BACKGROUND: Sleep quality has a significant impact on a child's health and is linked to oral and systemic diseases. It affects the circadian rhythm, which plays a crucial role in regulating the balance of the endocrine and hormonal systems. Current research has focused on exploring its role in the development of caries, which is influenced by inherent oral factors such as the composition of the oral microbiome and pH levels.

OBJECTIVES: This study aimed to investigate the relationship between bacterial population, pH, and buffering properties of saliva and sleep patterns in 8- to 12-year-old children.

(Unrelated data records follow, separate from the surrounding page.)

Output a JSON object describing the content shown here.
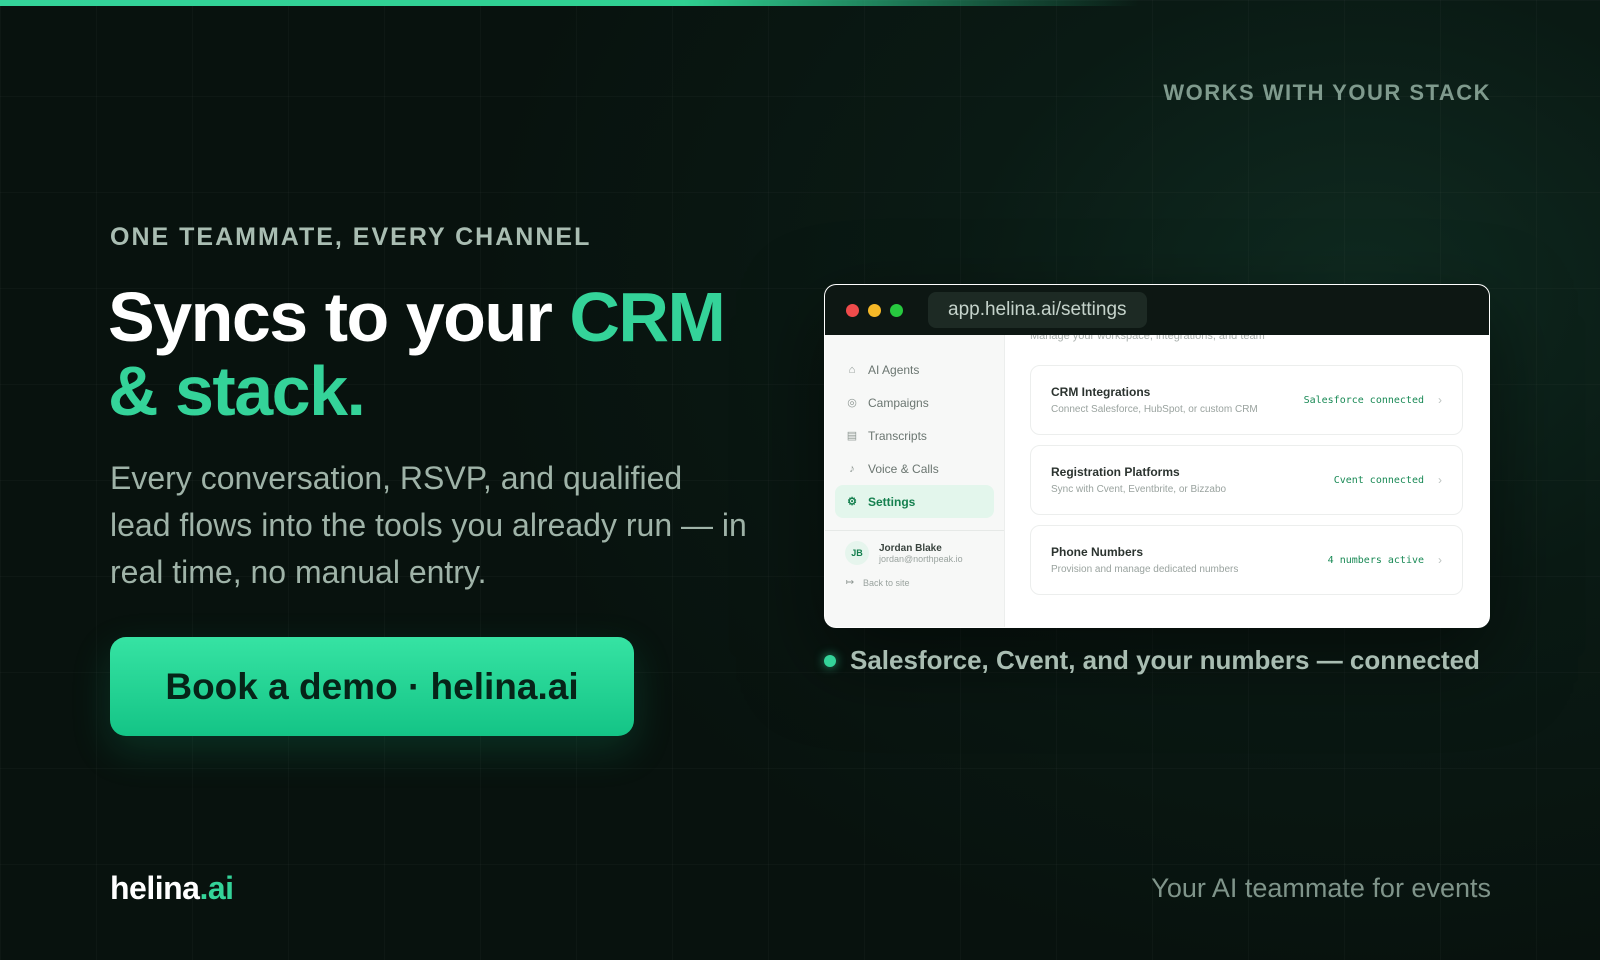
{
  "header": {
    "works_label": "WORKS WITH YOUR STACK"
  },
  "hero": {
    "eyebrow": "ONE TEAMMATE, EVERY CHANNEL",
    "headline_plain": "Syncs to your ",
    "headline_accent": "CRM & stack.",
    "subcopy": "Every conversation, RSVP, and qualified lead flows into the tools you already run — in real time, no manual entry.",
    "cta_label": "Book a demo · helina.ai"
  },
  "browser": {
    "url": "app.helina.ai/settings",
    "main_subtitle": "Manage your workspace, integrations, and team",
    "sidebar": {
      "items": [
        {
          "label": "AI Agents",
          "icon": "robot-icon",
          "glyph": "⌂"
        },
        {
          "label": "Campaigns",
          "icon": "target-icon",
          "glyph": "◎"
        },
        {
          "label": "Transcripts",
          "icon": "document-icon",
          "glyph": "▤"
        },
        {
          "label": "Voice & Calls",
          "icon": "microphone-icon",
          "glyph": "♪"
        },
        {
          "label": "Settings",
          "icon": "gear-icon",
          "glyph": "⚙",
          "active": true
        }
      ],
      "user": {
        "initials": "JB",
        "name": "Jordan Blake",
        "email": "jordan@northpeak.io"
      },
      "back_label": "Back to site"
    },
    "cards": [
      {
        "title": "CRM Integrations",
        "desc": "Connect Salesforce, HubSpot, or custom CRM",
        "status": "Salesforce connected"
      },
      {
        "title": "Registration Platforms",
        "desc": "Sync with Cvent, Eventbrite, or Bizzabo",
        "status": "Cvent connected"
      },
      {
        "title": "Phone Numbers",
        "desc": "Provision and manage dedicated numbers",
        "status": "4 numbers active"
      }
    ]
  },
  "caption": "Salesforce, Cvent, and your numbers — connected",
  "footer": {
    "logo_name": "helina",
    "logo_tld": ".ai",
    "tagline": "Your AI teammate for events"
  },
  "colors": {
    "accent": "#34d399",
    "background": "#0a1a14"
  }
}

MATERIAL AND METHODS: This cross-sectional study was conducted on 85 elementary school children aged 8-12 years. After obtaining written consent, non-stimulating saliva samples were collected using the spitting method. The participants' sleep pattern information was obtained with the use of the Persian version of the Children's Sleep Habits Questionnaire (CSHQ). Based on the results of the CSHQ, the participants were divided into 2 groups: those with appropriate sleep patterns; and those with inappropriate sleep patterns. The study compared the bacterial population of Streptococcus mutans, Lactobacillus spp. and Candida albicans, as well as the buffering capacity and pH of the saliva between the 2 groups. The statistical analysis employed the χ2 test, the independent samples t-test and Spearman's correlation.

RESULTS: The group with inappropriate sleep patterns had significantly lower pH and buffering capacity (p < 0.001) and significantly higher colony counts of Lactobacillus and S. mutans (p < 0.001 and p = 0.012, respectively). There was no association between C. albicans and sleep patterns (p = 0.121).

CONCLUSIONS: Inappropriate sleep patterns increase the population of caries-causing bacteria and reduce salivary pH and buffering capacity. This can be a significant factor in the development of dental caries in children aged 8-12 years.